A Twist.

Well, no one said questing is easy. (I’m assuming.)

I started the writing course that I mentioned last time, but it didn’t resonate with me the way I hoped. In an interesting twist, it really made me reconsider this whole concept I have of myself as a writer-to-be. I’ve avoided writing here the last month as I mulled over that.

It felt like this whole blog would be kind of pointless if I abandoned the “writer” pursuit, but I’m back here now because I realize the blog’s title and tagline couldn’t be more relevant to this. “To nap or to quest?” remains the question of the day, and the craving to find a story that feels true to me feels more real than ever.

Over 800 other people are also doing this writing course I signed up for, and once we were all in one place communicating, I couldn’t get over how much navel-gazing was going on. I guess it’s part of writing – you do have to do a fair amount of looking at yourself to write in a way that connects  – but there’s a point where it all becomes more crippling than anything. And I don’t know that I want to encourage that part of myself, not right now. God knows I navel gaze enough.
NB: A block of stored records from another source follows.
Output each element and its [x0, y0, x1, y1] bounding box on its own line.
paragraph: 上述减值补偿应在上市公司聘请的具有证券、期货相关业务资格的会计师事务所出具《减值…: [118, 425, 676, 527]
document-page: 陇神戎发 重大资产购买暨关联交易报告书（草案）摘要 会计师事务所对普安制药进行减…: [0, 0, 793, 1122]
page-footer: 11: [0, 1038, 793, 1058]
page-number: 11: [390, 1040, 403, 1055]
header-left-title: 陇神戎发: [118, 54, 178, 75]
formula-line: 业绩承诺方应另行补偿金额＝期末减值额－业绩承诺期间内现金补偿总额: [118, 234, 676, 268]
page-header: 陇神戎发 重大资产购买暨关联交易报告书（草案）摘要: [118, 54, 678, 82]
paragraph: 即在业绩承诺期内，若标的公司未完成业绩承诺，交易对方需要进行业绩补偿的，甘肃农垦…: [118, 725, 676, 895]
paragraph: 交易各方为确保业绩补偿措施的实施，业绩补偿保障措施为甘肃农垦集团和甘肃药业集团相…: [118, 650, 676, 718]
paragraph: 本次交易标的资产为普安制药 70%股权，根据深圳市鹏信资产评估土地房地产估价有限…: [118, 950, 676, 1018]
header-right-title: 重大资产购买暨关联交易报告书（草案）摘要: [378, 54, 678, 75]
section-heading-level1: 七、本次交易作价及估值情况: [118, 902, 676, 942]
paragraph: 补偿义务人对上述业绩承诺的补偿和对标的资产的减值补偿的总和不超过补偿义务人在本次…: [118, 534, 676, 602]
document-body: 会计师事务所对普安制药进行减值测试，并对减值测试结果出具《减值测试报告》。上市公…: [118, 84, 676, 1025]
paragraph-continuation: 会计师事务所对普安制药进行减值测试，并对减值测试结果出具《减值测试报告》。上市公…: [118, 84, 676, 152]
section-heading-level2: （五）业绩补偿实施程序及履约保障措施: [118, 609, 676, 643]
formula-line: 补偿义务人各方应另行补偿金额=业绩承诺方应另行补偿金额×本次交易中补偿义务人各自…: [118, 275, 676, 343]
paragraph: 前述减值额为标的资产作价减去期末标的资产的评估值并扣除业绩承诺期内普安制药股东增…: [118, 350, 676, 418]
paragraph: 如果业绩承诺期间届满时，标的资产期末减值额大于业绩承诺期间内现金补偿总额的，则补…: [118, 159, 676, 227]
Once it hits you that everyone has had it rough, and everyone is living a strangely similar twist on your own sob story, you realize there’s no reason why you use your own as such a crutch, as if you’re the only one who should be excused to lean on it.

So we’re in a process of letting the “writer” dream percolate. Or – perhaps more accurately – the “why” and the “when” behind it. Maybe this is just another excuse, but at least it feels like it has more substance than many of my others.

I’m coming to realize the progress doesn’t always look like forward movement. Sometimes it’s simply finding peace with where you are.